Researchers will carry out the first clinical trial focusing on women and minority populations to determine which coronary revascularisation procedure best improves their survival and quality of life.
This trial will be funded through US$29.9 million from the Patient-Centered Outcomes Research Institute Award to the Icahn School of Medicine at Mount Sinai and Weill Cornell Medicine (both New York, USA).
“While there have been many trials comparing coronary artery bypass graft (CABG) surgery and percutaneous coronary intervention (PCI), most have enrolled predominantly white men. There is thus a great need to generate high-quality evidence to guide clinical decision-making for such procedures in women and minority groups who have been underrepresented in most prior studies,” explained Gregg W Stone (Icahn Mount Sinai, New York, USA) who is one of the two principal investigators of this trial.

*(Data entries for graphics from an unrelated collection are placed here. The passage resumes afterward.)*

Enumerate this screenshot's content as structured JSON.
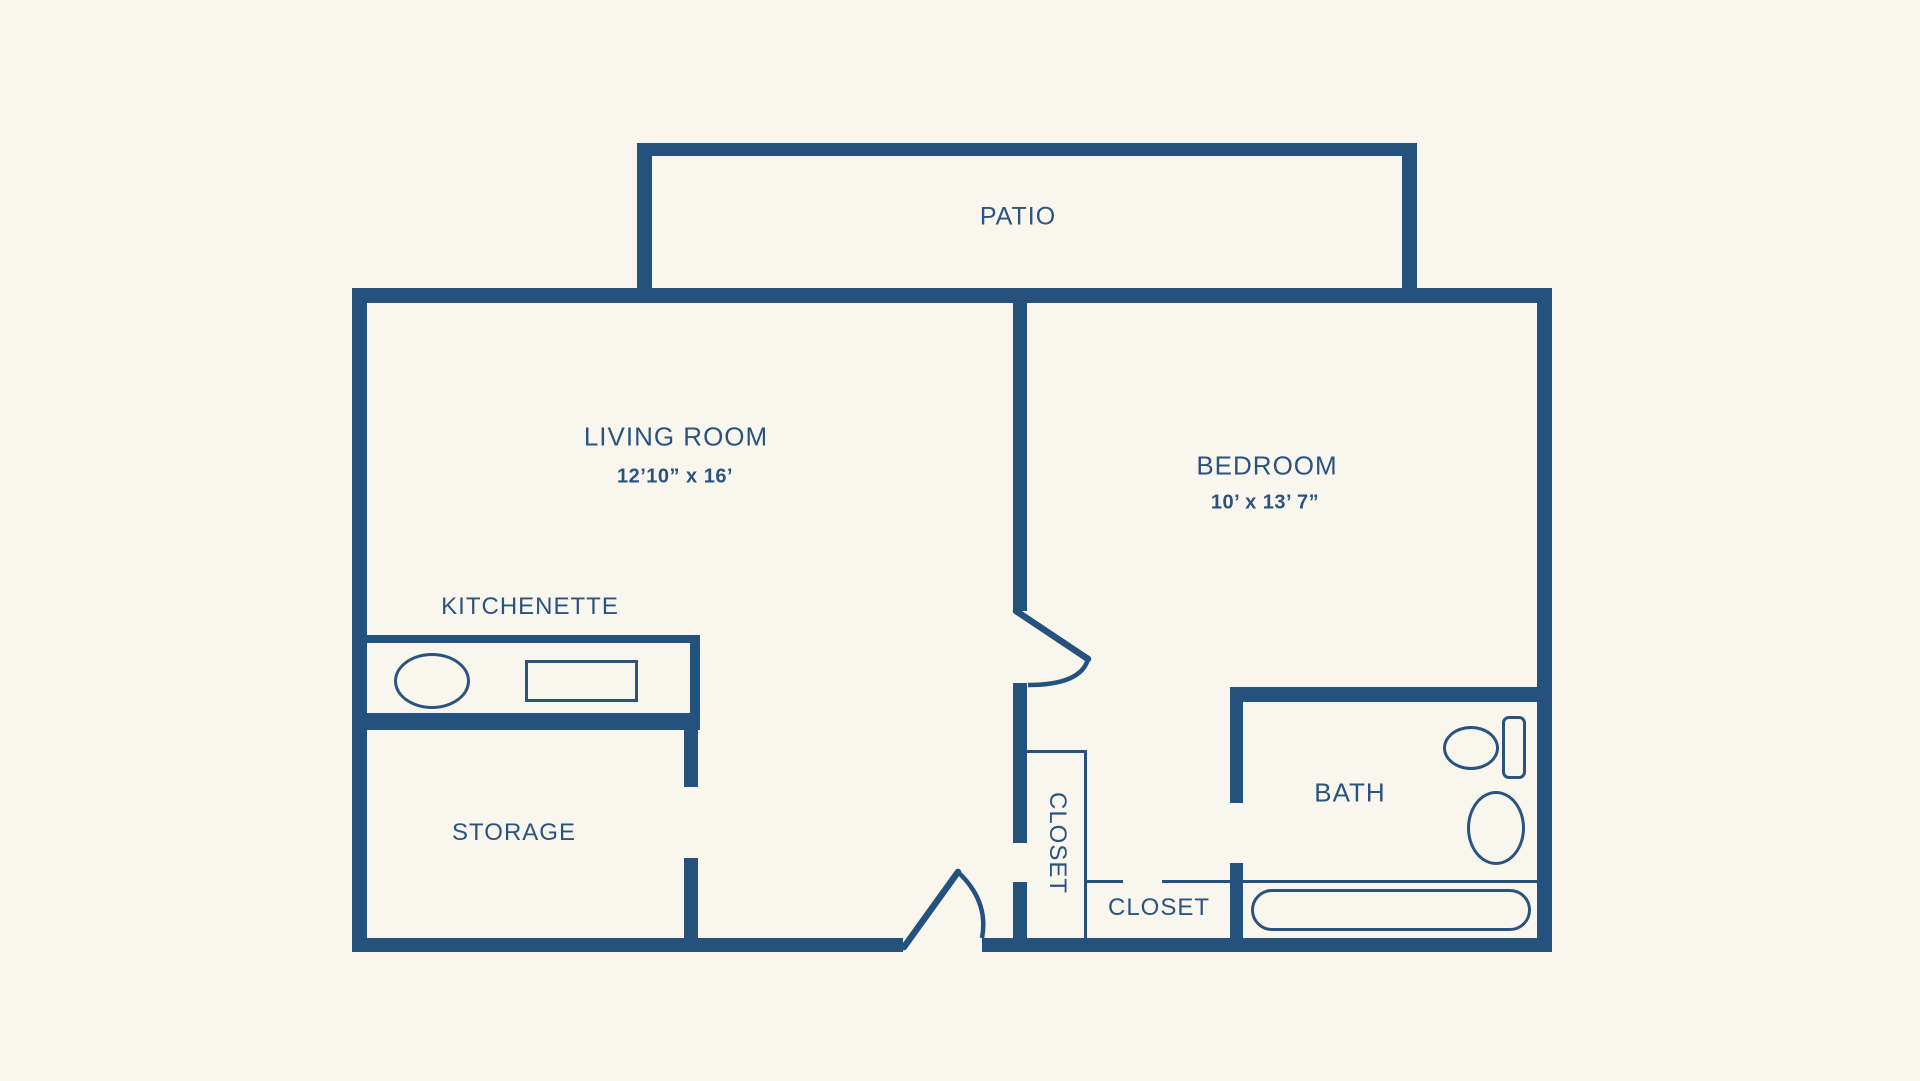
{
  "plan": {
    "title": "one-bedroom floor plan",
    "colors": {
      "background": "#f9f6ee",
      "wall": "#25517e",
      "text": "#2a547f"
    },
    "rooms": {
      "patio": {
        "label": "PATIO"
      },
      "living_room": {
        "label": "LIVING ROOM",
        "dims": "12’10” x 16’"
      },
      "bedroom": {
        "label": "BEDROOM",
        "dims": "10’ x 13’ 7”"
      },
      "kitchenette": {
        "label": "KITCHENETTE"
      },
      "storage": {
        "label": "STORAGE"
      },
      "closet_hall": {
        "label": "CLOSET"
      },
      "closet_bedroom": {
        "label": "CLOSET"
      },
      "bath": {
        "label": "BATH"
      }
    },
    "fixtures": [
      "kitchen-sink",
      "stove",
      "toilet",
      "bath-sink",
      "bathtub"
    ]
  }
}
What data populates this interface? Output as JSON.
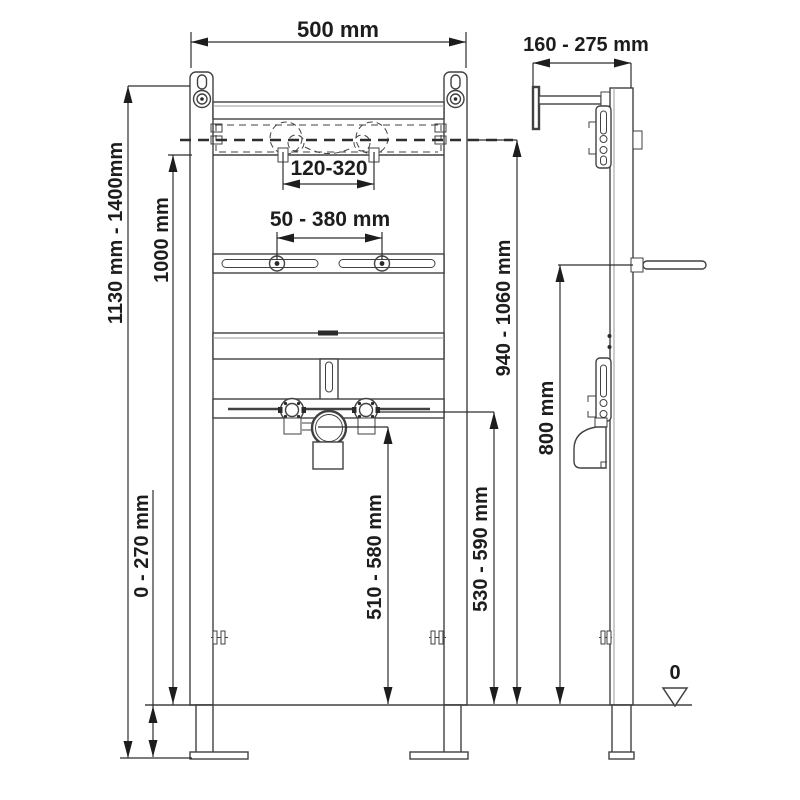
{
  "diagram": {
    "kind": "washbasin-installation-frame-dimension-drawing",
    "colors": {
      "background": "#ffffff",
      "line": "#414141",
      "dimension_line": "#2e2e2e",
      "text": "#1d1d1d"
    },
    "labels": {
      "frame_width": "500 mm",
      "install_depth": "160 - 275 mm",
      "frame_height": "1130 mm - 1400mm",
      "upper_rail_height": "1000 mm",
      "tap_hole_spacing": "120-320",
      "fixing_spacing": "50 - 380 mm",
      "basin_rim_height": "940 - 1060 mm",
      "mid_height": "800 mm",
      "drain_outlet_height": "510 - 580 mm",
      "water_supply_height": "530 - 590 mm",
      "foot_adjustment": "0 - 270 mm",
      "floor_datum": "0"
    }
  }
}
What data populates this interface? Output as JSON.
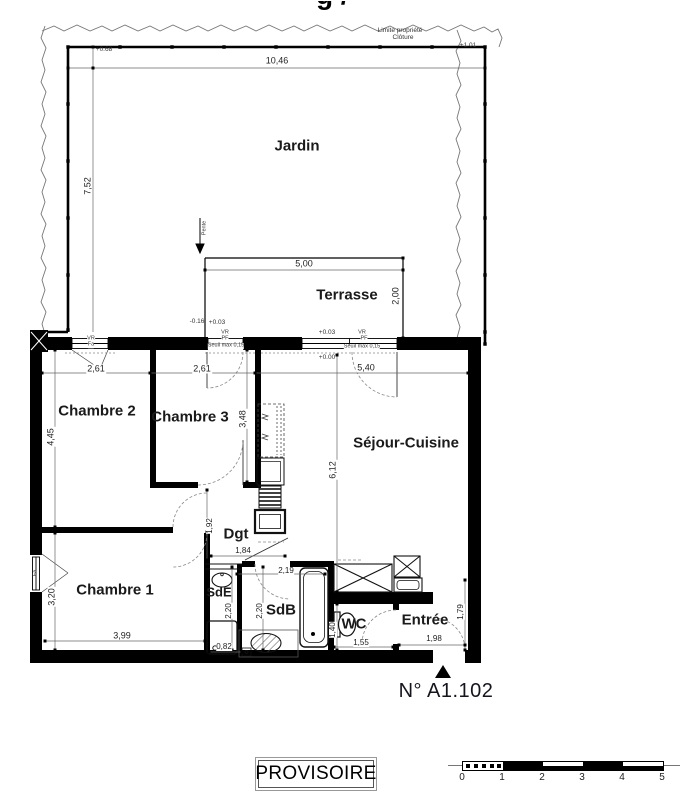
{
  "title_fragment": "g /",
  "site": {
    "limite_propriete": "Limite propriété",
    "cloture": "Clôture",
    "pente": "Pente"
  },
  "levels": {
    "garden_left": "+0.68",
    "garden_right": "+1.01",
    "terrace_out": "-0.16",
    "terrace_in": "+0.03",
    "window_in": "+0.03",
    "floor": "+0.00",
    "seuil_a": "Seuil max 0,15",
    "seuil_b": "Seuil max 0,15"
  },
  "rooms": {
    "jardin": "Jardin",
    "terrasse": "Terrasse",
    "chambre2": "Chambre 2",
    "chambre3": "Chambre 3",
    "sejour": "Séjour-Cuisine",
    "dgt": "Dgt",
    "chambre1": "Chambre 1",
    "sde": "SdE",
    "sdb": "SdB",
    "wc": "WC",
    "entree": "Entrée"
  },
  "dims": {
    "jardin_w": "10,46",
    "jardin_h": "7,52",
    "terrasse_w": "5,00",
    "terrasse_h": "2,00",
    "ch2_w": "2,61",
    "ch3_w": "2,61",
    "sejour_w": "5,40",
    "ch2_h": "4,45",
    "ch3_h": "3,48",
    "sejour_h": "6,12",
    "dgt_h": "1,92",
    "dgt_w": "1,84",
    "sdb_w": "2,19",
    "ch1_w": "3,99",
    "ch1_h": "3,20",
    "sde_h": "2,20",
    "sdb_h": "2,20",
    "sde_w": "0,82",
    "wc_w": "1,55",
    "wc_h": "1,40",
    "entree_w": "1,98",
    "entree_h": "1,79"
  },
  "window_tags": {
    "w1_top": "VR",
    "w1_bottom": "Fa",
    "w2_top": "VR",
    "w2_bottom": "PF",
    "w3_top": "VR",
    "w3_bottom": "PF",
    "w4": "Fa"
  },
  "plan_number": "N° A1.102",
  "stamp": "PROVISOIRE",
  "scalebar": {
    "ticks": [
      "0",
      "1",
      "2",
      "3",
      "4",
      "5"
    ]
  }
}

“We have designed these trials to examine a specific primary endpoint that is central to what patients want: to live longer and feel better,” Stone adds. “Our primary composite hierarchical endpoint is thus survival and improvement in quality of life, integrated over three-year follow-up. Quality of life encompasses all the risks and benefits of the different procedures, and overcomes limitations of restricting the primary outcomes to a few select adverse event types which may be difficult to define and of variable importance. We are hopeful this new approach will become recognised as the preferred principal outcome for future revascularisation trials.”
Icahn Mount Sinai and Weill Cornell Medicine will share the funding, and Maurio Gaudino (Weill Cornell Medicine, New York, USA) will serve as co-principal investigator with Stone. The award will be distributed in several phases to conduct the two integrated “REvascularization CHoices Among UnderRepresented Groups Evaluation (RECHARGE) trials called RECHARGE:Women and RECHARGE:Minorities. These are set to launch in October 2023.
They will enrol a total of approximately 1,200 patients across 45 or more sites in the USA and Canada who are eligible for treatment with either PCI or CABG. The overall study will be conducted over a 6.5-year period.
“These findings could transform cardiac care for women, Black, and Hispanic patients. If outcomes are better with CABG than PCI in one or both groups than the majority of such patients should undergo surgery. Conversely, if survival and quality of life are similar or better after PCI, this less-invasive approach would be warranted for most patients,” Stone adds.
The Patient-Centered Outcomes Research Institute is an independent, non-profit organisation authorised by the US Congress in 2010. Its mission is to fund research that will provide patients, their caregivers, and clinicians with the evidence-based information needed to make better-informed health care decisions.
This funding award has been approved pending completion of a business and programmatic review by Patient-Centered Outcomes Research Institute staff and issuance of a formal award contract.